The main character is present when a new friend brings out a loaded gun. Each of their friends takes a turn handling the gun. The reader then needs to start making choices: Will they tell someone about the gun? After someone suggests that their friend should take the gun to school, should the main character take the gun, so no one gets hurt? Should they keep silent so they can come back the next day for target practice?

Books 2 and 3, On the Rocks for boys and Cheers for girls, are about underage drinking.

These books ask the questions: What would you do if you were invited to a party and offered alcohol? What would you do if you were offered a ride with a drunk driver? And What if you were at a party and someone passed out? Should you call 911 to get help or run from the house so you won’t get into trouble?

All four books in the Path You Choose series are written for a 6th through 9th grade audience,

and the books are set up to help 12–15-year-olds learn to make hard choices. If students have read these books, they can be better prepared when these situations come up. And it will help a reader to prepare a plan in case they are faced with similar circumstances.

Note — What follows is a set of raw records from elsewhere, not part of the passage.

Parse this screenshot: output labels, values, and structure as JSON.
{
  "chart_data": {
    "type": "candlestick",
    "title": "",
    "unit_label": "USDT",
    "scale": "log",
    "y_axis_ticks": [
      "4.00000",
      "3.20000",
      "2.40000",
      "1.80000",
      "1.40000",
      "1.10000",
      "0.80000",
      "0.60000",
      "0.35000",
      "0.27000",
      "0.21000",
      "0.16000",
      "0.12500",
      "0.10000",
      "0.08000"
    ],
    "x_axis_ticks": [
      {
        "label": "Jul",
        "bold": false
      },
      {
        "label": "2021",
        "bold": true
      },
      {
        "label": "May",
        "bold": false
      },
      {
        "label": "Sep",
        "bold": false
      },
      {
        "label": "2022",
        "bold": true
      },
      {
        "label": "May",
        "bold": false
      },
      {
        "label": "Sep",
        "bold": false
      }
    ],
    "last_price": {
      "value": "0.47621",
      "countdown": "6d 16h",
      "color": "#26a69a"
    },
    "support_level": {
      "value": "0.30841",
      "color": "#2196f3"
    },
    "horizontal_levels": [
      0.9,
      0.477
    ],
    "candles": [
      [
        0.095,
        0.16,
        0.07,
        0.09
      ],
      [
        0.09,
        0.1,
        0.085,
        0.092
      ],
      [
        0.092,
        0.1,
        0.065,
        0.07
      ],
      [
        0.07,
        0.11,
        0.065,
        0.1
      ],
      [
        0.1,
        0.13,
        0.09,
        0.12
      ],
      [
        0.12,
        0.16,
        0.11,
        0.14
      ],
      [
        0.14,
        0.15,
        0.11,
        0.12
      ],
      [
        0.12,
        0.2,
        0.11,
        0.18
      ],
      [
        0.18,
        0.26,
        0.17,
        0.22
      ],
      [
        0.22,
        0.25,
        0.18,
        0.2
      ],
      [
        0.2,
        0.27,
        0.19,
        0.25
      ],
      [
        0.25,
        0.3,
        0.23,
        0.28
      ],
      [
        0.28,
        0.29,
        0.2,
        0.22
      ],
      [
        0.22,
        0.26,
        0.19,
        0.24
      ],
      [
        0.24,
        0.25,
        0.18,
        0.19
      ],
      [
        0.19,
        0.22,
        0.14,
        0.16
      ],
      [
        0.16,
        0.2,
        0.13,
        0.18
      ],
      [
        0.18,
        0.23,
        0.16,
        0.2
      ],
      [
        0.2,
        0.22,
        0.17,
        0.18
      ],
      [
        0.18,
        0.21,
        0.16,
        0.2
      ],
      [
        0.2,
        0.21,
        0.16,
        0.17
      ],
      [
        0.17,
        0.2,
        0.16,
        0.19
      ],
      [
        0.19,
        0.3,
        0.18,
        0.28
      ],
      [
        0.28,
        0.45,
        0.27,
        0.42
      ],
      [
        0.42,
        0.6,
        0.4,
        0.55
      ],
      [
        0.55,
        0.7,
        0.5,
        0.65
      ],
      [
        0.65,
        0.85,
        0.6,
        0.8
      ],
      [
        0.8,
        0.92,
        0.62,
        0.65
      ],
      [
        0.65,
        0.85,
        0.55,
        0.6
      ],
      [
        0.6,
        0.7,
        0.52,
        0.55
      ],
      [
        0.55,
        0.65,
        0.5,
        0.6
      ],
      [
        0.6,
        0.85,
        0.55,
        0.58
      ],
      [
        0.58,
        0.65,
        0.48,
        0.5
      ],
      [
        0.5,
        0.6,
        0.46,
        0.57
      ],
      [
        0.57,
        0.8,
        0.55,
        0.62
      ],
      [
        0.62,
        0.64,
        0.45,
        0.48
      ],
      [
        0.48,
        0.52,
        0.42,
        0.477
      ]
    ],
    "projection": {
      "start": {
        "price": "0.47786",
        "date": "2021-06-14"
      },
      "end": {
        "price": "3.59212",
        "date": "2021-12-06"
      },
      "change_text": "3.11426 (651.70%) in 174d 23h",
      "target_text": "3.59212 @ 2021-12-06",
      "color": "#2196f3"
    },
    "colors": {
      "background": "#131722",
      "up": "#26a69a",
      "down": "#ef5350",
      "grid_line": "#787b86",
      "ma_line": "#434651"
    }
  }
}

Jill Ammon Vanderwood makes author appearances at schools.

She is available to do school assemblies on topics of bullying, underage drinking, gun safety and keeping secrets. The ideal program would include each student having a downloaded Kindle book—costing $4.99 or a print copy for $12.99. The author’s program begins with a PowerPoint presentation, followed by the group dividing into 13-15 groups. Each group will be assigned to read through one assigned story. They will then pick a spokesperson from each group to make a short presentation of their assigned story. With each student having a copy of the book, they will be able to read the rest of the book on their own and have a group discussion in their classroom.

At the end of the program, the author will hand out I’ve Got Your Back cards

for students to write their names and exchange them with another student. The students will then be responsible for doing three acts of kindness for the other student—which will hopefully be followed up by teachers or faculty members. The point of the card is, when a problem such as bullying or peer pressure arises, the student knows that someone has their back.

I saw a girl being bullied during an anti-bullying presentation.

Note: At one school presentation, a girl went around to many other students asking to exchange I’ve Got Your Back cards. No one wanted to be her partner. I finally had her sit down in the front row with two other students. Those girls wouldn’t accept her either. At the end of the program, after the students left the auditorium, we found her card crumpled up and thrown on the floor.

I was speaking for three assemblies that day. First to sixth grader, then seventh graders and the last group were in the eighth grade. I had two more assemblies that day. During the next two assemblies, I mentioned this incident to the other students.